In [1]:
import pandas as pd
from numble_data_preprocess import numble_preprocess, label_encoding
from collected_data_preprocess import nice_data_prepare, nice_combine, incruit_prepare, find_incruit_company
from financial_data_preprocess import make_financial_yeardata, delete_semi_active, delete_normal_active, delete_inactive, make_financial_column, replace_outlier, is_outlier

%matplotlib inline
import matplotlib as mpl
import matplotlib.pyplot as plt
import matplotlib.font_manager as fm

# 그래프에서 마이너스 폰트 깨지는 문제에 대한 대처
mpl.rcParams['axes.unicode_minus'] = False

# 1. 데이터 전처리
## 1) 비재무 데이터 전처리
### (1) 넘블 제공 데이터

In [2]:
# 데이터 가져오기
active_df = pd.read_excel("../data/1_Active_MS_Business_Info.xlsx", sheet_name = 0)
active_record_df = pd.read_excel("../data/1_Active_MS_Business_Info.xlsx", sheet_name = 2)
inactive_df = pd.read_excel("../data/2_Inactive_MS_Business_Info.xlsx", sheet_name = 0)
inactive_record_df = pd.read_excel("../data/2_Inactive_MS_Business_Info.xlsx", sheet_name = 1)
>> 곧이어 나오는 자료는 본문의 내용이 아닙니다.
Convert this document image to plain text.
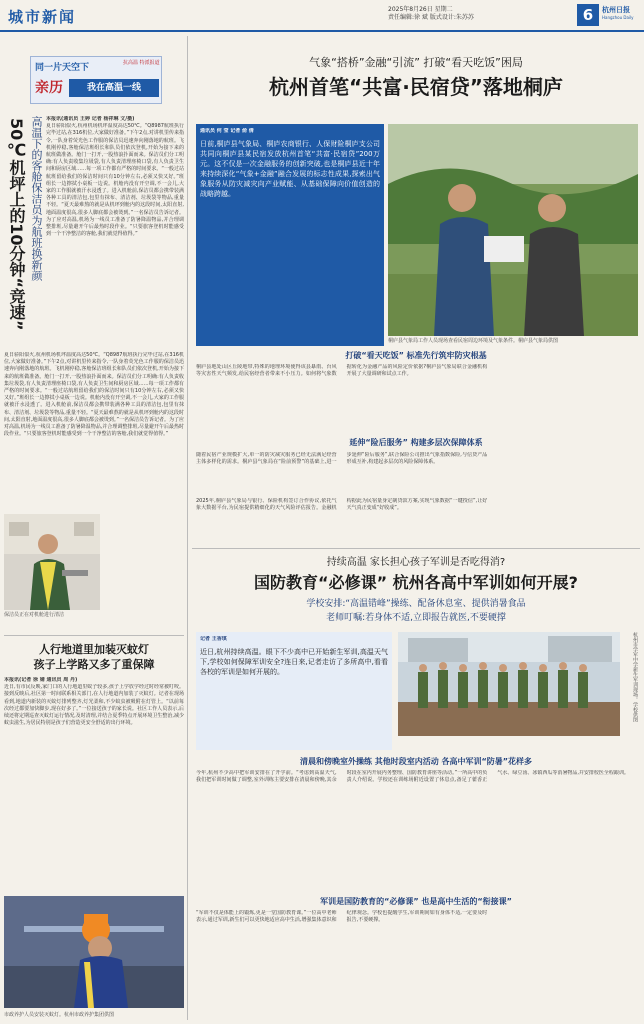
城市新闻	2025年8月26日 星期二
责任编辑:徐 斌 版式设计:朱苏苏	6	杭州日报
Hangzhou Daily
同一片天空下	抗高温 特派报道
亲历	我在高温一线
50℃机坪上的10分钟“竞速” 高温下的客舱保洁员为航班换新颜 本报讯(通讯员 王婷 记者 杨祥琳 文/摄)
夏日骄阳似火,杭州机场机坪温度高达50℃。“Q8987航班执行完毕过站,在316机位,大家做好准备。”下午2点,对讲机里传来指令,一队身着荧光色工作服的保洁员迅速奔向刚落地的航班。飞机刚停稳,客舱保洁班组长和队员们依次登机,开始为接下来的航班做准备。舱门一打开,一股热浪扑面而来。保洁员们分工明确:有人负责收集垃圾袋,有人负责清理座椅口袋,有人负责卫生间和厨房区域……每一项工作都有严格的时间要求。“一般过站航班留给我们的保洁时间只有10分钟左右,必须又快又好。”班组长一边擦拭小桌板一边说。机舱内没有开空调,不一会儿,大家的工作服就被汗水浸透了。进入机舱前,保洁员都会携带装满各种工具的清洁包,包里有抹布、清洁剂、垃圾袋等物品,重量不轻。“夏天最难熬的就是从机坪到舱内的这段时间,太阳直射,地面温度很高,很多人脚底都会被烫到。”一名保洁员告诉记者。为了应对高温,机场为一线员工准备了防暑降温物品,并合理调整排班,尽量避开午后最热时段作业。“只要旅客登机时能感受到一个干净整洁的客舱,我们就觉得值得。”
夏日骄阳似火,杭州机场机坪温度高达50℃。“Q8987航班执行完毕过站,在316机位,大家做好准备。”下午2点,对讲机里传来指令,一队身着荧光色工作服的保洁员迅速奔向刚落地的航班。飞机刚停稳,客舱保洁班组长和队员们依次登机,开始为接下来的航班做准备。舱门一打开,一股热浪扑面而来。保洁员们分工明确:有人负责收集垃圾袋,有人负责清理座椅口袋,有人负责卫生间和厨房区域……每一项工作都有严格的时间要求。“一般过站航班留给我们的保洁时间只有10分钟左右,必须又快又好。”班组长一边擦拭小桌板一边说。机舱内没有开空调,不一会儿,大家的工作服就被汗水浸透了。进入机舱前,保洁员都会携带装满各种工具的清洁包,包里有抹布、清洁剂、垃圾袋等物品,重量不轻。“夏天最难熬的就是从机坪到舱内的这段时间,太阳直射,地面温度很高,很多人脚底都会被烫到。”一名保洁员告诉记者。为了应对高温,机场为一线员工准备了防暑降温物品,并合理调整排班,尽量避开午后最热时段作业。“只要旅客登机时能感受到一个干净整洁的客舱,我们就觉得值得。”
保洁员正在对机舱进行清洁
人行地道里加装灭蚊灯
孩子上学路又多了重保障
本报讯(记者 徐 婧 通讯员 周 丹)
近日,有市民反映,家门口的人行地道里蚊子较多,孩子上学放学经过时经常被叮咬。接到反映后,社区第一时间联系相关部门,在人行地道内加装了灭蚊灯。记者在现场看到,地道内新装的灭蚊灯排列整齐,灯光柔和,不少蚊虫被吸附在灯管上。“以前每次经过都要加快脚步,现在好多了。”一位接送孩子的家长说。社区工作人员表示,后续还将定期巡查灭蚊灯运行情况,及时清理,并结合夏季特点开展环境卫生整治,减少蚊虫滋生,为居民特别是孩子们营造更安全舒适的出行环境。
市政养护人员安装灭蚊灯。杭州市政养护集团供图
气象“搭桥”金融“引流” 打破“看天吃饭”困局
杭州首笔“共富·民宿贷”落地桐庐
通讯员 何 莹 记者 俞 倩
日前,桐庐县气象局、桐庐农商银行、人保财险桐庐支公司共同向桐庐县某民宿发放杭州首笔“共富·民宿贷”200万元。这不仅是一次金融服务的创新突破,也是桐庐县近十年来持续深化“气象+金融”融合发展的标志性成果,探索出气象服务从防灾减灾向产业赋能、从基础保障向价值创造的战略跨越。
桐庐县气象局工作人员现场查看民宿周边环境及气象条件。桐庐县气象局供图
打破“看天吃饭” 标准先行筑牢防灾根基
桐庐县地处山区丘陵地带,特殊的地理环境使得该县暴雨、台风等灾害性天气频发,给民宿经营者带来不小压力。如何将气象数据转化为金融产品的风险定价依据?桐庐县气象局联合金融机构开展了大量调研和试点工作。
延伸“险后服务” 构建多层次保障体系
随着民宿产业规模扩大,单一的防灾减灾服务已经无法满足经营主体多样化的需求。桐庐县气象局在“险前预警”的基础上,进一步延伸“险后服务”,联合保险公司推出气象指数保险,与信贷产品形成互补,构建起多层次的风险保障体系。
2025年,桐庐县气象局与银行、保险机构签订合作协议,依托气象大数据平台,为民宿提供精细化的天气风险评估报告。金融机构据此为民宿量身定制贷款方案,实现气象数据“一键授信”,让好天气真正变成“好收成”。
持续高温 家长担心孩子军训是否吃得消?
国防教育“必修课” 杭州各高中军训如何开展?
学校安排:“高温错峰”操练、配备休息室、提供消暑食品
老师叮嘱:若身体不适,立即报告就医,不要硬撑
记者 王香琪
近日,杭州持续高温。眼下不少高中已开始新生军训,高温天气下,学校如何保障军训安全?连日来,记者走访了多所高中,看看各校的军训是如何开展的。	杭州市学军中学新生军训现场。学校供图
清晨和傍晚室外操练 其他时段室内活动 各高中军训“防暑”花样多
今年,杭州不少高中把军训安排在了开学前。“考虑到高温天气,我们把军训时间做了调整,室外训练主要安排在清晨和傍晚,其余时段在室内开展内务整理、国防教育讲座等活动。”一所高中的负责人介绍说。学校还在训练场附近设置了休息点,备足了藿香正气水、绿豆汤、冰镇西瓜等消暑物品,并安排校医全程跟训。
军训是国防教育的“必修课” 也是高中生活的“衔接课”
“军训不仅是体能上的锻炼,更是一堂国防教育课。”一位高中老师表示,通过军训,新生们可以更快地适应高中生活,增强集体意识和纪律观念。学校也提醒学生,军训期间如有身体不适,一定要及时报告,不要硬撑。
# 컬럼명 변경, 이상치 처리, 휴폐업 컬럼 추가, 결측치 대체
df_active_left, df_inactive_left = numble_preprocess(active_df, inactive_df, active_record_df, inactive_record_df)

### (2) 외부 데이터
### - NICE : nice 홈페이지 사업자번호 조회
- 1. 기업입지 (도심/부도심 - 기준: 구와 읍이 들어가는 행정구역을 주소로 가지면 도심
- 2. 산업등급


In [4]:
# 크롤링 한 데이터 csv파일 불러오기
nice_active_df = pd.read_excel("../data/외부data/act_company_information.xls", sheet_name = 0)
nice_inactive_df = pd.read_excel("../data/외부data/rest_company_information.xls", sheet_name = 0)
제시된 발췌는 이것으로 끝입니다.